Quiver Quantitative - Federal Reserve officials Thomas Barkin and Raphael Bostic have highlighted that the full impact of the Fed's recent rate hikes has yet to manifest in the U.S. economy, implying that further economic deceleration is on the horizon. While speaking in New Orleans, both agreed that the effects of the policy changes are still unfolding. Despite the robust growth indicators from the previous quarter, Barkin, known for his hawkish stance, suspects a looming slowdown which he deems necessary to temper inflationary pressures.
The Fed's current policy rate, sitting between 5.25% and 5.5%, is at its highest in over two decades, and the central bank has paused rate adjustments in its last two meetings. Market participants, guided by futures, are not anticipating additional rate hikes. Fed Chair Jerome Powell's upcoming remarks at an IMF-sponsored conference are much awaited for further guidance on the Fed's monetary stance.
Bostic, typically more dovish, considers the current policy sufficiently restrictive to address economic challenges but forewarns of potential 'bumps' ahead. He remains adamant that the Fed will maintain its restrictive policy until there is assurance of inflation returning to the 2% target. This approach aligns with the Fed's commitment to price stability, despite the near-term economic headwinds it might bring.

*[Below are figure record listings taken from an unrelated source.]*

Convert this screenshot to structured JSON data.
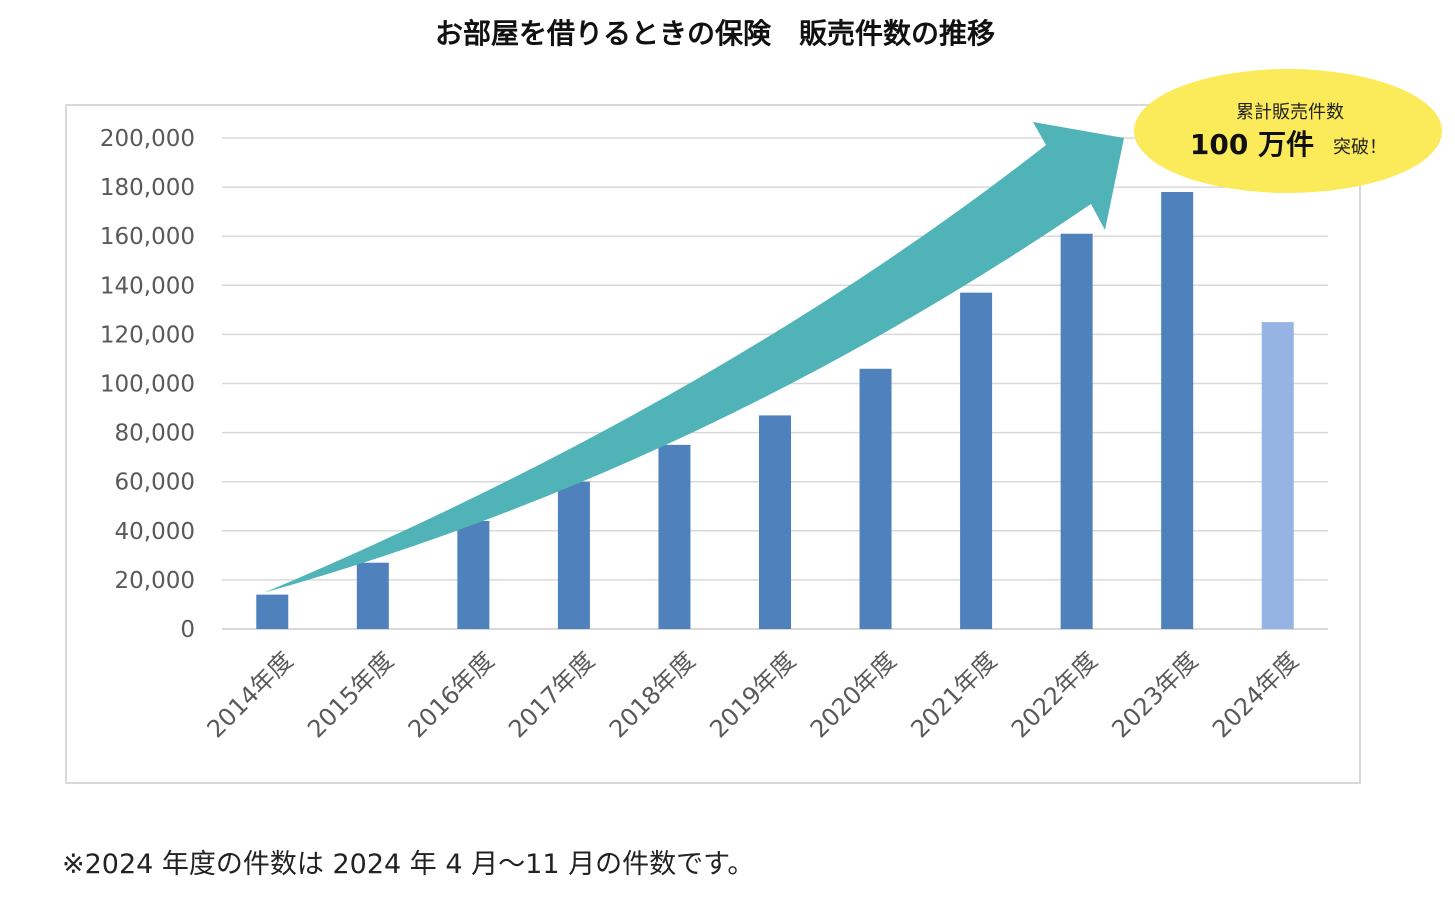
{
  "chart_data": {
    "type": "bar",
    "title": "お部屋を借りるときの保険　販売件数の推移",
    "categories": [
      "2014年度",
      "2015年度",
      "2016年度",
      "2017年度",
      "2018年度",
      "2019年度",
      "2020年度",
      "2021年度",
      "2022年度",
      "2023年度",
      "2024年度"
    ],
    "values": [
      14000,
      27000,
      44000,
      60000,
      75000,
      87000,
      106000,
      137000,
      161000,
      178000,
      125000
    ],
    "partial_year_index": 10,
    "ylim": [
      0,
      200000
    ],
    "yticks": [
      0,
      20000,
      40000,
      60000,
      80000,
      100000,
      120000,
      140000,
      160000,
      180000,
      200000
    ],
    "ytick_labels": [
      "0",
      "20,000",
      "40,000",
      "60,000",
      "80,000",
      "100,000",
      "120,000",
      "140,000",
      "160,000",
      "180,000",
      "200,000"
    ],
    "grid": true,
    "xlabel": "",
    "ylabel": "",
    "annotation": {
      "line1": "累計販売件数",
      "big": "100 万件",
      "small": "突破！"
    }
  },
  "colors": {
    "bar": "#4f81bd",
    "bar_partial": "#95b3e3",
    "arrow": "#4fb3b8",
    "callout": "#fbea59",
    "grid": "#d9d9d9"
  },
  "footnote": "※2024 年度の件数は 2024 年 4 月～11 月の件数です。"
}
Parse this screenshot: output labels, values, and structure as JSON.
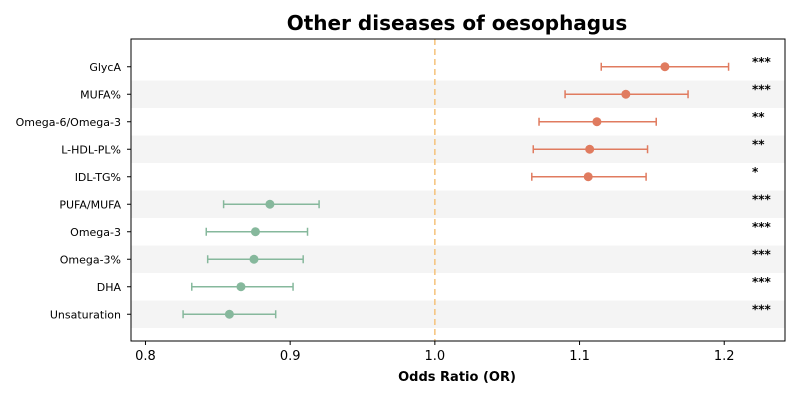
{
  "chart_data": {
    "type": "forest",
    "title": "Other diseases of oesophagus",
    "xlabel": "Odds Ratio (OR)",
    "xlim": [
      0.79,
      1.242
    ],
    "xticks": [
      0.8,
      0.9,
      1.0,
      1.1,
      1.2
    ],
    "xtick_labels": [
      "0.8",
      "0.9",
      "1.0",
      "1.1",
      "1.2"
    ],
    "reference_line": 1.0,
    "colors": {
      "increase": "#e07b5f",
      "decrease": "#86b89c",
      "reference": "#f5c27a",
      "band": "#f4f4f4"
    },
    "rows": [
      {
        "label": "GlycA",
        "or": 1.159,
        "lo": 1.115,
        "hi": 1.203,
        "sig": "***"
      },
      {
        "label": "MUFA%",
        "or": 1.132,
        "lo": 1.09,
        "hi": 1.175,
        "sig": "***"
      },
      {
        "label": "Omega-6/Omega-3",
        "or": 1.112,
        "lo": 1.072,
        "hi": 1.153,
        "sig": "**"
      },
      {
        "label": "L-HDL-PL%",
        "or": 1.107,
        "lo": 1.068,
        "hi": 1.147,
        "sig": "**"
      },
      {
        "label": "IDL-TG%",
        "or": 1.106,
        "lo": 1.067,
        "hi": 1.146,
        "sig": "*"
      },
      {
        "label": "PUFA/MUFA",
        "or": 0.886,
        "lo": 0.854,
        "hi": 0.92,
        "sig": "***"
      },
      {
        "label": "Omega-3",
        "or": 0.876,
        "lo": 0.842,
        "hi": 0.912,
        "sig": "***"
      },
      {
        "label": "Omega-3%",
        "or": 0.875,
        "lo": 0.843,
        "hi": 0.909,
        "sig": "***"
      },
      {
        "label": "DHA",
        "or": 0.866,
        "lo": 0.832,
        "hi": 0.902,
        "sig": "***"
      },
      {
        "label": "Unsaturation",
        "or": 0.858,
        "lo": 0.826,
        "hi": 0.89,
        "sig": "***"
      }
    ]
  }
}
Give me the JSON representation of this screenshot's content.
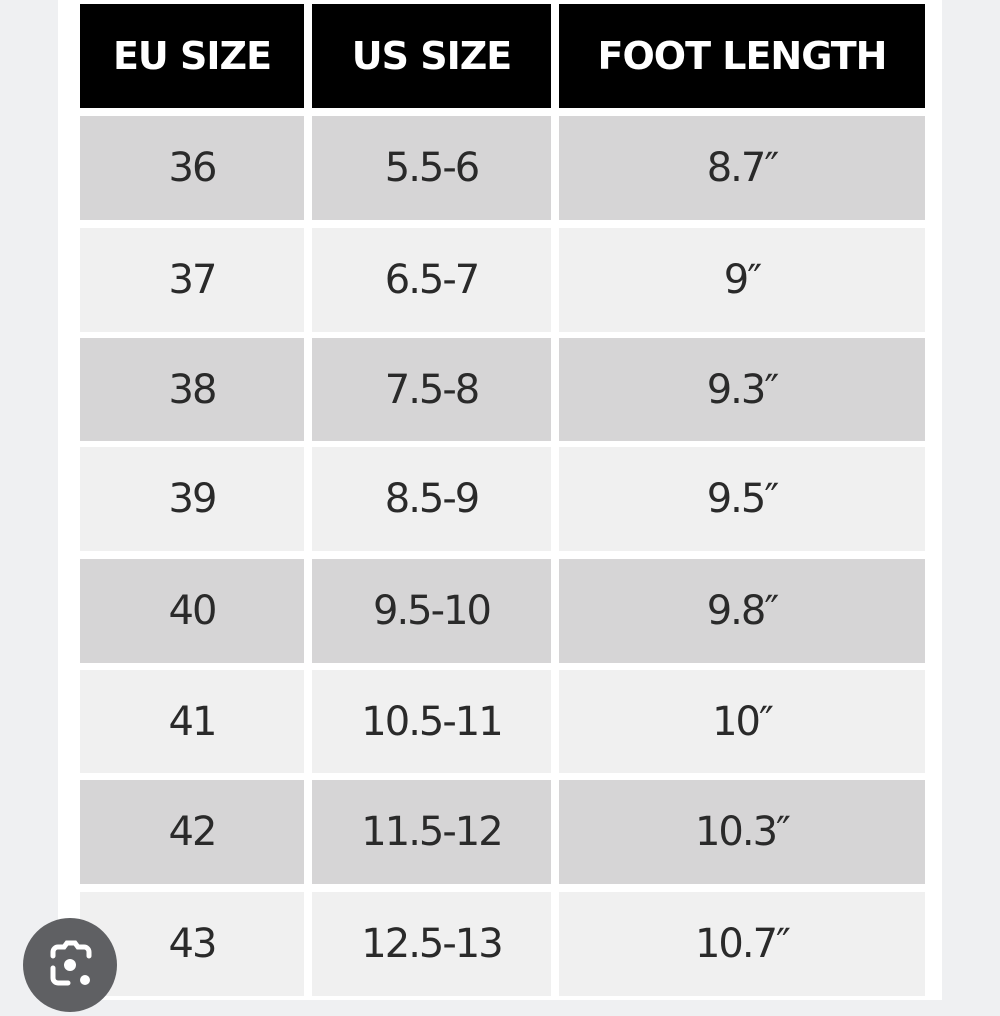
{
  "table": {
    "headers": [
      "EU SIZE",
      "US SIZE",
      "FOOT LENGTH"
    ],
    "rows": [
      [
        "36",
        "5.5-6",
        "8.7″"
      ],
      [
        "37",
        "6.5-7",
        "9″"
      ],
      [
        "38",
        "7.5-8",
        "9.3″"
      ],
      [
        "39",
        "8.5-9",
        "9.5″"
      ],
      [
        "40",
        "9.5-10",
        "9.8″"
      ],
      [
        "41",
        "10.5-11",
        "10″"
      ],
      [
        "42",
        "11.5-12",
        "10.3″"
      ],
      [
        "43",
        "12.5-13",
        "10.7″"
      ]
    ]
  },
  "colors": {
    "header_bg": "#000000",
    "row_dark": "#d6d5d6",
    "row_light": "#f0f0f0",
    "lens_button": "#5f6063"
  },
  "overlay": {
    "icon": "google-lens-icon"
  }
}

Barkin's observation of a not-so-vibrant economy, despite positive data, signals caution and readiness for what he believes will be necessary economic moderation. This could signal a strategic patience in monetary policy, as the Fed evaluates the need for future rate hikes. Both officials' comments contribute to the ongoing debate over the trajectory of U.S. economic policy amidst persistent inflation.